Presentation on theme: "JURISDICTION Arie Afriansyah. Definition The extent to which international law permits a state to exercise its jurisdiction over persons or things in."— Presentation transcript:
JURISDICTION Arie Afriansyah
Definition The extent to which international law permits a state to exercise its jurisdiction over persons or things in its territory and sometimes abroad. (Anthony Aust) Domestic jurisdiction takes two main forms: – Prescription (the making of law) – Enforcement (implementation of the law by the judiciary and executive)
Conflicts of jurisdiction in civil matters are generally resolved by applying conflict of laws rules. Disputes over jurisdiction occur more often in the enforcement of laws of a regulatory nature. … a general principle has now emerged that a state may exercise jurisdiction if there is a sufficiently close connection between the subject matter and the state to override the interests of a competing state.
Principles of Jurisdiction Territorial principle Nationality principle Passive personality principle Protective principle Universal and quasi-universal jurisdiction
Territorial principle 1 A state is free to legislate and enforce that legislation within its territory, the main exception being when that freedom is restricted by treaty. A state can also apply its laws to ships flying its flag or aircraft registered with it and persons on board. Although a state has sovereignty over its airspace, acts committed on board foreign-registered aircraft are primarily subject to the jurisdiction of the state of registration.
Territorial principle 2 Officials of a foreign state cannot take evidence or exercise other jurisdiction without the consent of the territorial state. The immunity of foreign diplomats and states from the jurisdiction of domestic courts does not mean that there is no territorial jurisdiction over them, just that it cannot be exercised unless immunity is waived.
Nationality principle A state can legislate to regulate activities of its nationals abroad, whether living there or merely visiting. To varying degrees, states have legislation that provides that their nationals who commit offences abroad may be prosecuted at home, and for this purpose extradition may be available.
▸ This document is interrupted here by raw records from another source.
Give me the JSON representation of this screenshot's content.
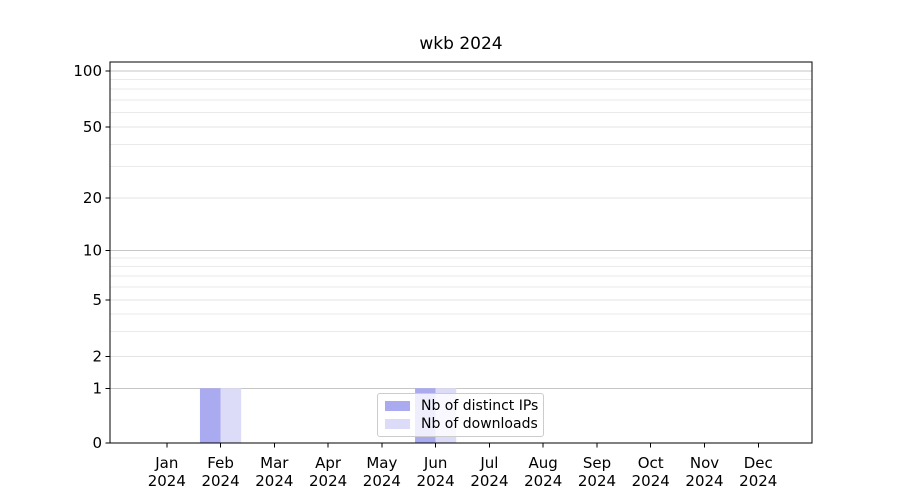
{
  "figure": {
    "background": "#ffffff"
  },
  "chart_data": {
    "type": "bar",
    "title": "wkb 2024",
    "x": {
      "categories": [
        "Jan",
        "Feb",
        "Mar",
        "Apr",
        "May",
        "Jun",
        "Jul",
        "Aug",
        "Sep",
        "Oct",
        "Nov",
        "Dec"
      ],
      "year": "2024"
    },
    "series": [
      {
        "name": "Nb of distinct IPs",
        "color": "#aaaaf0",
        "values": [
          0,
          1,
          0,
          0,
          0,
          1,
          0,
          0,
          0,
          0,
          0,
          0
        ]
      },
      {
        "name": "Nb of downloads",
        "color": "#dcdcf8",
        "values": [
          0,
          1,
          0,
          0,
          0,
          1,
          0,
          0,
          0,
          0,
          0,
          0
        ]
      }
    ],
    "yaxis": {
      "scale": "symlog",
      "tick_values": [
        0,
        1,
        2,
        5,
        10,
        20,
        50,
        100
      ],
      "tick_labels": [
        "0",
        "1",
        "2",
        "5",
        "10",
        "20",
        "50",
        "100"
      ],
      "minor_tick_values": [
        3,
        4,
        6,
        7,
        8,
        9,
        30,
        40,
        60,
        70,
        80,
        90
      ],
      "range": [
        0,
        112
      ],
      "grid": true
    },
    "legend": {
      "location": "lower center inside plot",
      "entries": [
        "Nb of distinct IPs",
        "Nb of downloads"
      ]
    },
    "colors": {
      "grid_decade": "#c6c6c6",
      "grid_labeled_light": "#e3e3e3",
      "grid_minor": "#eaeaea",
      "axis": "#000000",
      "legend_border": "#cccccc",
      "background": "#ffffff"
    }
  }
}
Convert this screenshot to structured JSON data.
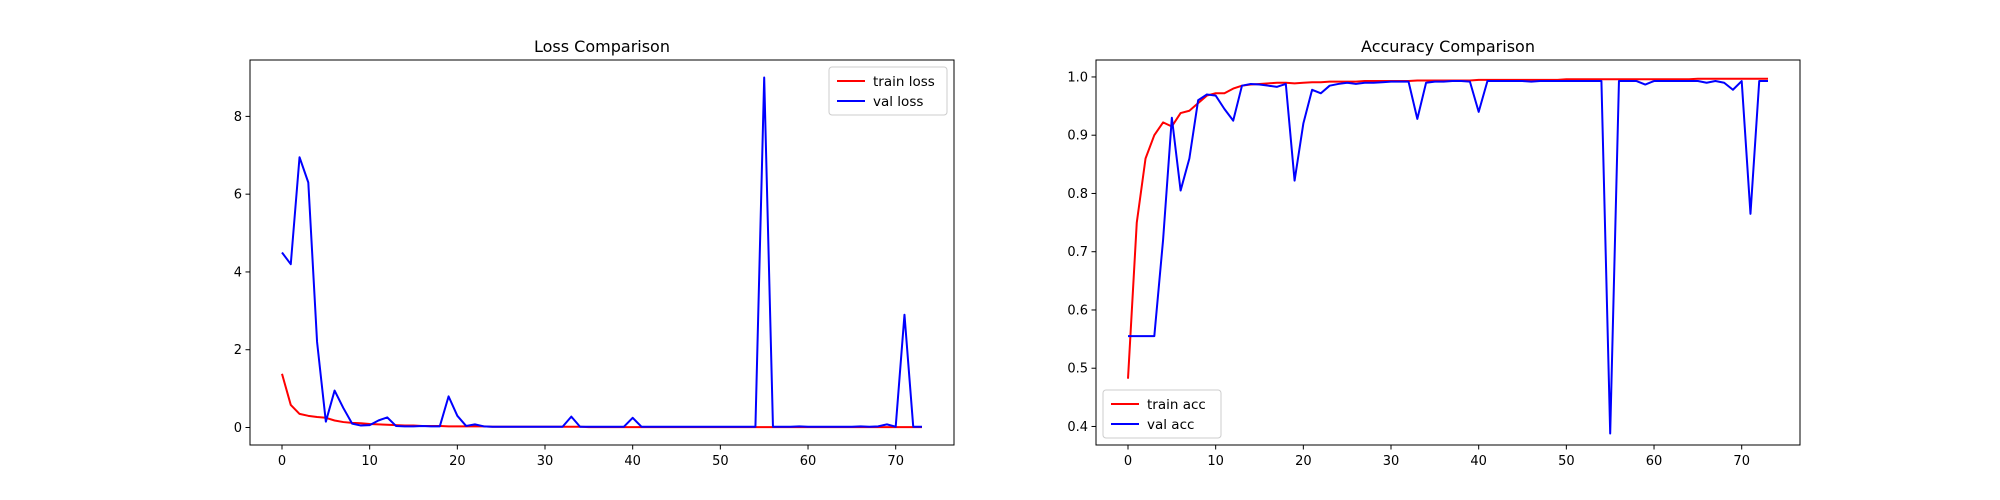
{
  "chart_data": [
    {
      "type": "line",
      "title": "Loss Comparison",
      "xlabel": "",
      "ylabel": "",
      "xlim": [
        -3.65,
        76.65
      ],
      "ylim": [
        -0.45,
        9.45
      ],
      "xticks": [
        0,
        10,
        20,
        30,
        40,
        50,
        60,
        70
      ],
      "yticks": [
        0,
        2,
        4,
        6,
        8
      ],
      "grid": false,
      "legend_position": "top-right",
      "series": [
        {
          "name": "train loss",
          "color": "#ff0000",
          "values": [
            1.38,
            0.58,
            0.35,
            0.3,
            0.27,
            0.25,
            0.18,
            0.14,
            0.12,
            0.11,
            0.09,
            0.08,
            0.07,
            0.06,
            0.05,
            0.05,
            0.04,
            0.04,
            0.04,
            0.03,
            0.03,
            0.03,
            0.03,
            0.03,
            0.02,
            0.02,
            0.02,
            0.02,
            0.02,
            0.02,
            0.02,
            0.02,
            0.02,
            0.02,
            0.02,
            0.01,
            0.01,
            0.01,
            0.01,
            0.01,
            0.01,
            0.01,
            0.01,
            0.01,
            0.01,
            0.01,
            0.01,
            0.01,
            0.01,
            0.01,
            0.01,
            0.01,
            0.01,
            0.01,
            0.01,
            0.01,
            0.01,
            0.01,
            0.01,
            0.01,
            0.01,
            0.01,
            0.01,
            0.01,
            0.01,
            0.01,
            0.01,
            0.01,
            0.01,
            0.01,
            0.01,
            0.01,
            0.01,
            0.01
          ]
        },
        {
          "name": "val loss",
          "color": "#0000ff",
          "values": [
            4.5,
            4.2,
            6.95,
            6.3,
            2.2,
            0.15,
            0.95,
            0.5,
            0.1,
            0.05,
            0.06,
            0.18,
            0.26,
            0.04,
            0.03,
            0.03,
            0.04,
            0.03,
            0.03,
            0.8,
            0.3,
            0.04,
            0.08,
            0.03,
            0.02,
            0.02,
            0.02,
            0.02,
            0.02,
            0.02,
            0.02,
            0.02,
            0.02,
            0.28,
            0.02,
            0.02,
            0.02,
            0.02,
            0.02,
            0.02,
            0.25,
            0.02,
            0.02,
            0.02,
            0.02,
            0.02,
            0.02,
            0.02,
            0.02,
            0.02,
            0.02,
            0.02,
            0.02,
            0.02,
            0.02,
            9.0,
            0.02,
            0.02,
            0.02,
            0.03,
            0.02,
            0.02,
            0.02,
            0.02,
            0.02,
            0.02,
            0.03,
            0.02,
            0.03,
            0.08,
            0.02,
            2.9,
            0.02,
            0.02
          ]
        }
      ]
    },
    {
      "type": "line",
      "title": "Accuracy Comparison",
      "xlabel": "",
      "ylabel": "",
      "xlim": [
        -3.65,
        76.65
      ],
      "ylim": [
        0.3682,
        1.0291
      ],
      "xticks": [
        0,
        10,
        20,
        30,
        40,
        50,
        60,
        70
      ],
      "yticks": [
        0.4,
        0.5,
        0.6,
        0.7,
        0.8,
        0.9,
        1.0
      ],
      "grid": false,
      "legend_position": "bottom-left",
      "series": [
        {
          "name": "train acc",
          "color": "#ff0000",
          "values": [
            0.482,
            0.75,
            0.86,
            0.9,
            0.922,
            0.915,
            0.938,
            0.942,
            0.955,
            0.968,
            0.972,
            0.972,
            0.98,
            0.985,
            0.987,
            0.988,
            0.989,
            0.99,
            0.99,
            0.989,
            0.99,
            0.991,
            0.991,
            0.992,
            0.992,
            0.992,
            0.992,
            0.993,
            0.993,
            0.993,
            0.993,
            0.993,
            0.993,
            0.994,
            0.994,
            0.994,
            0.994,
            0.994,
            0.994,
            0.994,
            0.995,
            0.995,
            0.995,
            0.995,
            0.995,
            0.995,
            0.995,
            0.995,
            0.995,
            0.995,
            0.996,
            0.996,
            0.996,
            0.996,
            0.996,
            0.996,
            0.996,
            0.996,
            0.996,
            0.996,
            0.996,
            0.996,
            0.996,
            0.996,
            0.996,
            0.997,
            0.997,
            0.997,
            0.997,
            0.997,
            0.997,
            0.997,
            0.997,
            0.997
          ]
        },
        {
          "name": "val acc",
          "color": "#0000ff",
          "values": [
            0.555,
            0.555,
            0.555,
            0.555,
            0.72,
            0.93,
            0.805,
            0.86,
            0.96,
            0.97,
            0.968,
            0.945,
            0.925,
            0.985,
            0.988,
            0.987,
            0.985,
            0.983,
            0.988,
            0.822,
            0.92,
            0.978,
            0.972,
            0.985,
            0.988,
            0.99,
            0.988,
            0.99,
            0.99,
            0.991,
            0.992,
            0.992,
            0.992,
            0.928,
            0.99,
            0.992,
            0.992,
            0.993,
            0.993,
            0.992,
            0.94,
            0.993,
            0.993,
            0.993,
            0.993,
            0.993,
            0.992,
            0.993,
            0.993,
            0.993,
            0.993,
            0.993,
            0.993,
            0.993,
            0.993,
            0.388,
            0.993,
            0.993,
            0.993,
            0.987,
            0.993,
            0.993,
            0.993,
            0.993,
            0.993,
            0.993,
            0.99,
            0.993,
            0.99,
            0.978,
            0.993,
            0.765,
            0.993,
            0.993
          ]
        }
      ]
    }
  ]
}
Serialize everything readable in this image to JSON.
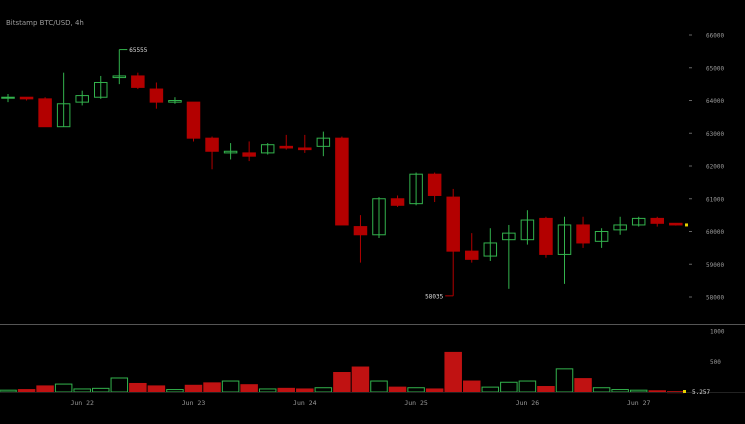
{
  "chart_data": {
    "type": "candlestick",
    "title": "Bitstamp BTC/USD, 4h",
    "price_axis": {
      "ticks": [
        "66000",
        "65000",
        "64000",
        "63000",
        "62000",
        "61000",
        "60000",
        "59000",
        "58000"
      ],
      "ylim": [
        57700,
        66300
      ]
    },
    "volume_axis": {
      "ticks": [
        "1000",
        "500"
      ],
      "ylim": [
        0,
        1100
      ]
    },
    "x_labels": [
      "Jun 22",
      "Jun 23",
      "Jun 24",
      "Jun 25",
      "Jun 26",
      "Jun 27"
    ],
    "annotations": {
      "high": "65555",
      "low": "58035",
      "last_volume": "5.257"
    },
    "colors": {
      "up": "#33b34d",
      "down": "#b30000",
      "down_bar": "#c01212",
      "text": "#9a9a9a",
      "separator": "#555555"
    },
    "candles": [
      {
        "o": 64100,
        "h": 64200,
        "l": 63950,
        "c": 64100,
        "v": 30
      },
      {
        "o": 64100,
        "h": 64100,
        "l": 64000,
        "c": 64050,
        "v": 40
      },
      {
        "o": 64050,
        "h": 64100,
        "l": 63200,
        "c": 63200,
        "v": 100
      },
      {
        "o": 63200,
        "h": 64850,
        "l": 63200,
        "c": 63900,
        "v": 130
      },
      {
        "o": 63950,
        "h": 64300,
        "l": 63850,
        "c": 64150,
        "v": 50
      },
      {
        "o": 64100,
        "h": 64750,
        "l": 64050,
        "c": 64550,
        "v": 60
      },
      {
        "o": 64700,
        "h": 65555,
        "l": 64500,
        "c": 64750,
        "v": 230
      },
      {
        "o": 64750,
        "h": 64850,
        "l": 64350,
        "c": 64400,
        "v": 140
      },
      {
        "o": 64350,
        "h": 64550,
        "l": 63750,
        "c": 63950,
        "v": 100
      },
      {
        "o": 63950,
        "h": 64100,
        "l": 63900,
        "c": 64000,
        "v": 40
      },
      {
        "o": 63950,
        "h": 63950,
        "l": 62750,
        "c": 62850,
        "v": 110
      },
      {
        "o": 62850,
        "h": 62900,
        "l": 61900,
        "c": 62450,
        "v": 150
      },
      {
        "o": 62400,
        "h": 62700,
        "l": 62200,
        "c": 62450,
        "v": 180
      },
      {
        "o": 62400,
        "h": 62750,
        "l": 62150,
        "c": 62300,
        "v": 120
      },
      {
        "o": 62400,
        "h": 62700,
        "l": 62350,
        "c": 62650,
        "v": 50
      },
      {
        "o": 62600,
        "h": 62950,
        "l": 62500,
        "c": 62550,
        "v": 60
      },
      {
        "o": 62550,
        "h": 62950,
        "l": 62400,
        "c": 62500,
        "v": 50
      },
      {
        "o": 62600,
        "h": 63050,
        "l": 62300,
        "c": 62850,
        "v": 70
      },
      {
        "o": 62850,
        "h": 62900,
        "l": 60200,
        "c": 60200,
        "v": 320
      },
      {
        "o": 60150,
        "h": 60500,
        "l": 59050,
        "c": 59900,
        "v": 410
      },
      {
        "o": 59900,
        "h": 61050,
        "l": 59800,
        "c": 61000,
        "v": 180
      },
      {
        "o": 61000,
        "h": 61100,
        "l": 60750,
        "c": 60800,
        "v": 80
      },
      {
        "o": 60850,
        "h": 61800,
        "l": 60800,
        "c": 61750,
        "v": 70
      },
      {
        "o": 61750,
        "h": 61800,
        "l": 60900,
        "c": 61100,
        "v": 50
      },
      {
        "o": 61050,
        "h": 61300,
        "l": 58035,
        "c": 59400,
        "v": 650
      },
      {
        "o": 59400,
        "h": 59950,
        "l": 59050,
        "c": 59150,
        "v": 180
      },
      {
        "o": 59250,
        "h": 60100,
        "l": 59100,
        "c": 59650,
        "v": 80
      },
      {
        "o": 59750,
        "h": 60200,
        "l": 58250,
        "c": 59950,
        "v": 160
      },
      {
        "o": 59750,
        "h": 60650,
        "l": 59600,
        "c": 60350,
        "v": 180
      },
      {
        "o": 60400,
        "h": 60450,
        "l": 59200,
        "c": 59300,
        "v": 90
      },
      {
        "o": 59300,
        "h": 60450,
        "l": 58400,
        "c": 60200,
        "v": 380
      },
      {
        "o": 60200,
        "h": 60450,
        "l": 59500,
        "c": 59650,
        "v": 220
      },
      {
        "o": 59700,
        "h": 60100,
        "l": 59500,
        "c": 60000,
        "v": 70
      },
      {
        "o": 60050,
        "h": 60450,
        "l": 59900,
        "c": 60200,
        "v": 40
      },
      {
        "o": 60200,
        "h": 60450,
        "l": 60150,
        "c": 60400,
        "v": 30
      },
      {
        "o": 60400,
        "h": 60450,
        "l": 60150,
        "c": 60250,
        "v": 20
      },
      {
        "o": 60250,
        "h": 60250,
        "l": 60180,
        "c": 60200,
        "v": 5.257
      }
    ]
  }
}
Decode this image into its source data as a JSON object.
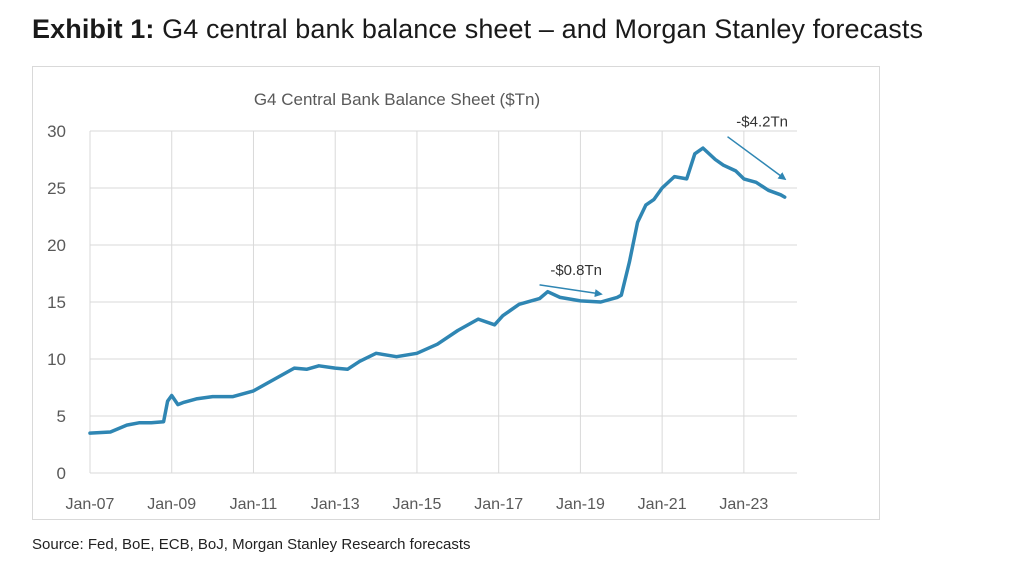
{
  "exhibit": {
    "label": "Exhibit 1:",
    "title": "G4 central bank balance sheet – and Morgan Stanley forecasts"
  },
  "source": "Source: Fed, BoE, ECB, BoJ, Morgan Stanley Research forecasts",
  "colors": {
    "line": "#2f86b3",
    "grid": "#d9d9d9",
    "axis_text": "#595959"
  },
  "chart_data": {
    "type": "line",
    "title": "G4 Central Bank Balance Sheet ($Tn)",
    "xlabel": "",
    "ylabel": "",
    "x_tick_labels": [
      "Jan-07",
      "Jan-09",
      "Jan-11",
      "Jan-13",
      "Jan-15",
      "Jan-17",
      "Jan-19",
      "Jan-21",
      "Jan-23"
    ],
    "x_tick_years": [
      2007,
      2009,
      2011,
      2013,
      2015,
      2017,
      2019,
      2021,
      2023
    ],
    "xlim": [
      2007,
      2024.3
    ],
    "ylim": [
      0,
      30
    ],
    "yticks": [
      0,
      5,
      10,
      15,
      20,
      25,
      30
    ],
    "grid": true,
    "series": [
      {
        "name": "G4 Central Bank Balance Sheet",
        "x": [
          2007.0,
          2007.5,
          2007.9,
          2008.2,
          2008.5,
          2008.8,
          2008.9,
          2009.0,
          2009.15,
          2009.3,
          2009.6,
          2010.0,
          2010.5,
          2011.0,
          2011.5,
          2012.0,
          2012.3,
          2012.6,
          2013.0,
          2013.3,
          2013.6,
          2014.0,
          2014.5,
          2015.0,
          2015.5,
          2016.0,
          2016.5,
          2016.9,
          2017.1,
          2017.5,
          2018.0,
          2018.2,
          2018.5,
          2019.0,
          2019.5,
          2019.9,
          2020.0,
          2020.2,
          2020.4,
          2020.6,
          2020.8,
          2021.0,
          2021.3,
          2021.6,
          2021.8,
          2022.0,
          2022.3,
          2022.5,
          2022.8,
          2023.0,
          2023.3,
          2023.6,
          2023.9,
          2024.0
        ],
        "y": [
          3.5,
          3.6,
          4.2,
          4.4,
          4.4,
          4.5,
          6.3,
          6.8,
          6.0,
          6.2,
          6.5,
          6.7,
          6.7,
          7.2,
          8.2,
          9.2,
          9.1,
          9.4,
          9.2,
          9.1,
          9.8,
          10.5,
          10.2,
          10.5,
          11.3,
          12.5,
          13.5,
          13.0,
          13.8,
          14.8,
          15.3,
          15.9,
          15.4,
          15.1,
          15.0,
          15.4,
          15.6,
          18.5,
          22.0,
          23.5,
          24.0,
          25.0,
          26.0,
          25.8,
          28.0,
          28.5,
          27.5,
          27.0,
          26.5,
          25.8,
          25.5,
          24.8,
          24.4,
          24.2
        ]
      }
    ],
    "annotations": [
      {
        "text": "-$0.8Tn",
        "arrow_from": [
          2018.0,
          16.5
        ],
        "arrow_to": [
          2019.5,
          15.7
        ]
      },
      {
        "text": "-$4.2Tn",
        "arrow_from": [
          2022.6,
          29.5
        ],
        "arrow_to": [
          2024.0,
          25.8
        ]
      }
    ]
  }
}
Passive personality principle A state might claim jurisdiction over acts committed abroad against its own nationals by foreign nationals (victim jurisdiction). The jurisdiction of a legislation seems to have been used only to deal with terrorist offences and the principle is now found in various counter-terrorism conventions.
Protective principle In certain circumstances, a state may establish its jurisdiction over a foreign national who commits an offence abroad prejudicial to the state’s security, even if the act is not an offence under the local law. The scope of this principle is not well defined, but is most clearly seen in some of the treaties that provide fo quasi universal jurisdiction.
Universal jurisdiction It is exceptional for states to have jurisdiction under their law over crimes committed abroad by foreign nationals against foreign nationals. Certain crimes – piracy, slavery, torture, war crimes, genocide and other crimes against humanity – are so prejudicial to the interests of all states, customary international law, does not prohibit a state from exercising jurisdiction over them, wherever they take place and whatever the nationality of the alleged offender or victim.
quasi-universal jurisdiction The principle has in recent years been embodied in universal treaties dealing with terrorism, drug trafficking. Since in such cases the principle binds only the treaty parties, it is known as quasi-universal jurisdiction.